Similarly, and then I want to cede a moment to my colleague, the Senator from Maine, we are about to start work on another critically important issue—whether Congress should finally, after seven-plus months, have a debate to authorize an ongoing war against the Islamic State and the Levant that was begun on Eight of August by the President. We are now in the eighth month of a unilateral war and, aside from a Foreign Relations Committee vote in committee in December, Congress has not had a meaningful vote or debate on this fundamental responsibility.
We owe it to ourselves, to this institution. We owe it to the important national security interests at stake. And especially we owe it to the people who are risking their lives in this war—and we’ve already had deaths of American service members as part of Operation Inherent Resolve.

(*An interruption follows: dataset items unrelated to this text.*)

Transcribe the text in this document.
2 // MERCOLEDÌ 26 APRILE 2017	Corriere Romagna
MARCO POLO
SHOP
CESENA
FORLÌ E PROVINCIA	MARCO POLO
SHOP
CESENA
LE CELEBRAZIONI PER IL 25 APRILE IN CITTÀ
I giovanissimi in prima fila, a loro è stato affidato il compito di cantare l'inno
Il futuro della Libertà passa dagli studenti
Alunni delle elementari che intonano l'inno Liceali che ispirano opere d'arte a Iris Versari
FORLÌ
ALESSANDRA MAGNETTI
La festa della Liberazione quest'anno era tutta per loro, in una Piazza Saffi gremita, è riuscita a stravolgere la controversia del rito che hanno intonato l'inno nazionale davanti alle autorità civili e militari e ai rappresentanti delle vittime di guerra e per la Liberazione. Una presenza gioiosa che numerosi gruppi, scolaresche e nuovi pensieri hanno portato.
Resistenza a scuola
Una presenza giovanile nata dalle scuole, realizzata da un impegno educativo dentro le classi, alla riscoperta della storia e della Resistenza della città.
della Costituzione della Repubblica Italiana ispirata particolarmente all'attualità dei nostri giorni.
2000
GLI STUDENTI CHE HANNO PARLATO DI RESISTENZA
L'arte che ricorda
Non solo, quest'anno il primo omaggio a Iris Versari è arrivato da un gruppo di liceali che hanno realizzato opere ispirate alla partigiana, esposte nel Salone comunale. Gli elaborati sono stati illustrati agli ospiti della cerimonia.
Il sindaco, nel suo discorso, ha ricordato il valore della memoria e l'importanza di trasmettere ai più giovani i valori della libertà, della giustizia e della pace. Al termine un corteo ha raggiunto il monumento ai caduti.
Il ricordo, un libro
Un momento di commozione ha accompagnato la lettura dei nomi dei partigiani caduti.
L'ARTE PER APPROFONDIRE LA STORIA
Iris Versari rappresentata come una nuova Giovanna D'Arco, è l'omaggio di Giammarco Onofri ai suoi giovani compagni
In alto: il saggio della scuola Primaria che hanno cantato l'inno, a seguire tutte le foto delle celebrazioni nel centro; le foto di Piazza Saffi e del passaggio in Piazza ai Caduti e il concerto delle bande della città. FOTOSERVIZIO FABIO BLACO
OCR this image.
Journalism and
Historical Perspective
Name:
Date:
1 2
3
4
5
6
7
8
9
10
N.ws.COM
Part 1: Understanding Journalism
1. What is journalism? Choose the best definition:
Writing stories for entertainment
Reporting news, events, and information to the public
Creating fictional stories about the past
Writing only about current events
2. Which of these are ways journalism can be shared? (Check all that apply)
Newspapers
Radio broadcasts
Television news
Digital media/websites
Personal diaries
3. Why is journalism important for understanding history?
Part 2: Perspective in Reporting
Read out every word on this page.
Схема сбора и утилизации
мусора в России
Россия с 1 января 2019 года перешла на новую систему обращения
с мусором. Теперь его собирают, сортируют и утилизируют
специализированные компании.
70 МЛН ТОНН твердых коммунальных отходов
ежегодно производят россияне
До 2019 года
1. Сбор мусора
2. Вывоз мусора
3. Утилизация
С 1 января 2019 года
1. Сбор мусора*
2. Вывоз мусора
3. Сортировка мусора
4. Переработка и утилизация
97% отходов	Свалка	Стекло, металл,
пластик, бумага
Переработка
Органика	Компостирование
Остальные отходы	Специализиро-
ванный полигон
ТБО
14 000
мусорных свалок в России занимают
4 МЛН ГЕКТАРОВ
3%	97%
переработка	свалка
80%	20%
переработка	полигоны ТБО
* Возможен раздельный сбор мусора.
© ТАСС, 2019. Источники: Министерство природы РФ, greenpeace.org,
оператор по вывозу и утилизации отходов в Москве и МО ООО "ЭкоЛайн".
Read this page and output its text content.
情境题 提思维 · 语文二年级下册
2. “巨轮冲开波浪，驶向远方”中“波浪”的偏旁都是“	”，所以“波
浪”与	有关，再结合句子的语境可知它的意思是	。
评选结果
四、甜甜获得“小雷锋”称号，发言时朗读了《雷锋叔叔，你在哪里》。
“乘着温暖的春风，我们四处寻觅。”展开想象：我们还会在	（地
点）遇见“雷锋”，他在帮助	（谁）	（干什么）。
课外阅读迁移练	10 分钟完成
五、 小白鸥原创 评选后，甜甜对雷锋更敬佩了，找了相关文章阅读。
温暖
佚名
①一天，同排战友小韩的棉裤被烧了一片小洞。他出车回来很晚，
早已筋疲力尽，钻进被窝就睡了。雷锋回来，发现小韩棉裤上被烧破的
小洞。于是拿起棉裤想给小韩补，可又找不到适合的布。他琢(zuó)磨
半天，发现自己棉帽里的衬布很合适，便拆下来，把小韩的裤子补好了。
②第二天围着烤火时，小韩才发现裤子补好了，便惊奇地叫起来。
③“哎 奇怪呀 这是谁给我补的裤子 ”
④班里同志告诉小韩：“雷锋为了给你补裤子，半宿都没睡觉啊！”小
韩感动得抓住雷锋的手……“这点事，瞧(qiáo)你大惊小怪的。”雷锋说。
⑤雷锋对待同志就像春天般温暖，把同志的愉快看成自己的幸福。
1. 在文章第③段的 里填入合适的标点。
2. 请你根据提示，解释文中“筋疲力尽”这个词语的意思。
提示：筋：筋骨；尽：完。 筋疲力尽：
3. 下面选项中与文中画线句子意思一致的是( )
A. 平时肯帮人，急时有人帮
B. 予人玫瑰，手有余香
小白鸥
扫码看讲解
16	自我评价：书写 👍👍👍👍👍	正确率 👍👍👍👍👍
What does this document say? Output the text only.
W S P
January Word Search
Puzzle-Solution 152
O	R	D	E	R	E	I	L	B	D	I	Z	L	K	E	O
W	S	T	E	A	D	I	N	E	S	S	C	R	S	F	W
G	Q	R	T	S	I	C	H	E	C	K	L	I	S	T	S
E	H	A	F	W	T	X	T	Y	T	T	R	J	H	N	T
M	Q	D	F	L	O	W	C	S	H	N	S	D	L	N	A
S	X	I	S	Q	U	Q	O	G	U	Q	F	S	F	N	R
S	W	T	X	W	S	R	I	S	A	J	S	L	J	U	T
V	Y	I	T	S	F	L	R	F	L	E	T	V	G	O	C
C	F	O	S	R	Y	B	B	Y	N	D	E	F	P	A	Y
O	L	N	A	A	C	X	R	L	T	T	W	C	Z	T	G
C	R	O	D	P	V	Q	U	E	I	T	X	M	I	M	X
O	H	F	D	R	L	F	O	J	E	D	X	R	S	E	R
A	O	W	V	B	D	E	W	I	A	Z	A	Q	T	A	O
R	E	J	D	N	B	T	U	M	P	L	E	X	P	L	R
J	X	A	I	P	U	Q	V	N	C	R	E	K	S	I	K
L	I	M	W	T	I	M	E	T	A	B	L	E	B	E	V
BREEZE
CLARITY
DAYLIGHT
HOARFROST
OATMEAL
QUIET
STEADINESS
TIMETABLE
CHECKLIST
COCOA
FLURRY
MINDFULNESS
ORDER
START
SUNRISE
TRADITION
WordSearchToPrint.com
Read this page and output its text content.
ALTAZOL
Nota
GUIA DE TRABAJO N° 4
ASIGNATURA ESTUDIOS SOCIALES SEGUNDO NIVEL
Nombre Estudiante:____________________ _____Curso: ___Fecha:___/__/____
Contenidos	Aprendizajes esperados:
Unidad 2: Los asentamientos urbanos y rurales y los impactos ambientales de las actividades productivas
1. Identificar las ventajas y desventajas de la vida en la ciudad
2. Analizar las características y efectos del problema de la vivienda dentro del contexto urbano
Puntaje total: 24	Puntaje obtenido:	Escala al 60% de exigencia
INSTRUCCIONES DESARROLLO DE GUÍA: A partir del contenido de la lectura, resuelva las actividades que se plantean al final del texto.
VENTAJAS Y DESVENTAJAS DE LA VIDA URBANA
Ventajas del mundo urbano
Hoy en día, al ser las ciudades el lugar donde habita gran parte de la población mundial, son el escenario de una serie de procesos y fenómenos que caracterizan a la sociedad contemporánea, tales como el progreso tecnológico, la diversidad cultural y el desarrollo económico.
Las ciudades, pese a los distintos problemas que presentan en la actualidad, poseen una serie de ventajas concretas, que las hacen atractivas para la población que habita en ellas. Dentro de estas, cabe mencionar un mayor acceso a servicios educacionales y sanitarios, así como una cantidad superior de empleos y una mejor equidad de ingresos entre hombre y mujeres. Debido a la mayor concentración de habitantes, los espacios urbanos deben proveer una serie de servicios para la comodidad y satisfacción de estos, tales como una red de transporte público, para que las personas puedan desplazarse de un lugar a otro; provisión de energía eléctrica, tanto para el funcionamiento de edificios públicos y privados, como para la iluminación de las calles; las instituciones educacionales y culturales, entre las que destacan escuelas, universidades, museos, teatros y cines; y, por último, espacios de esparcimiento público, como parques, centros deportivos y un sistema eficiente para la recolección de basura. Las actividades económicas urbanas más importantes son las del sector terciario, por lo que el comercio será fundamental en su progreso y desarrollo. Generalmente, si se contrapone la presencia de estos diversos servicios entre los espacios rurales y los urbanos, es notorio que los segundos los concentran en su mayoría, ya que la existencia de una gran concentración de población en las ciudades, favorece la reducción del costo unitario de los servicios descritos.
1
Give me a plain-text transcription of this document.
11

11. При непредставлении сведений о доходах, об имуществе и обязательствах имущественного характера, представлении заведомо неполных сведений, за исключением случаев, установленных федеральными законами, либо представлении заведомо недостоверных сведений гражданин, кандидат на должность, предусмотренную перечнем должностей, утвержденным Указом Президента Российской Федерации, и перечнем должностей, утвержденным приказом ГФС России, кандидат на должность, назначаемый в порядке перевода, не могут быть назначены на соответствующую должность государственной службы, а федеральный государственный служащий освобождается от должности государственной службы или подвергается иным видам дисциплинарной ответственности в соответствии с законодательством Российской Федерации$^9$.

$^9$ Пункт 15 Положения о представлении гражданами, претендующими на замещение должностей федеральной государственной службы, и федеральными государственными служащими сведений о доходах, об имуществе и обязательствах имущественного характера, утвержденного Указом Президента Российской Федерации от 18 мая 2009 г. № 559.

We owe it to them to show that we can have a meaningful debate that is not partisan, that is not rushed, but that is careful and deliberate because they’ve been waiting for seven-plus months to see whether Congress even cares.
We’re at war by a presidential act, does Congress even care enough to have the debate on the floor of the Senate and the House of Representatives? Is it just partisanship now? Is it just delay now? Does the fact that our service men and women are risking their lives even matter to us now? This is the debate that we will be entering into within the next few days starting with the hearing in the Senate Foreign Relations Committee tomorrow. We can’t afford, on important issues of national security like Iran or like the war against ISIL, to send the impression to our troops, to our citizens, to our global citizens around the world that, on these important matters, Congress is now just a partisan sort of sideshow rather than deliberative body we were set up to be. We’ve got to find a bipartisan path forward on these—on these important security issues or we weaken confidence in the institution and the leadership of this country.
In conclusion, Mr. President, the national security interests that are at stake right now before us are fundamental, whether it’s about Iran, whether it’s about the battle against ISIL, or whether it’s about the budgetary deliberations that we’ll be undertaking this month—a budgetary deliberation that will determine whether we can meet our commitments in these national security challenges or not. We’ve got to get these debates right for the good of our country and the world, and we have to get them right to demonstrate to all that this institution does have the mature ability to tackle these issues in a reasonable way.
With that, Mr. President, I would like to yield the last minute or so of my comments to my colleague from Maine, Senator King.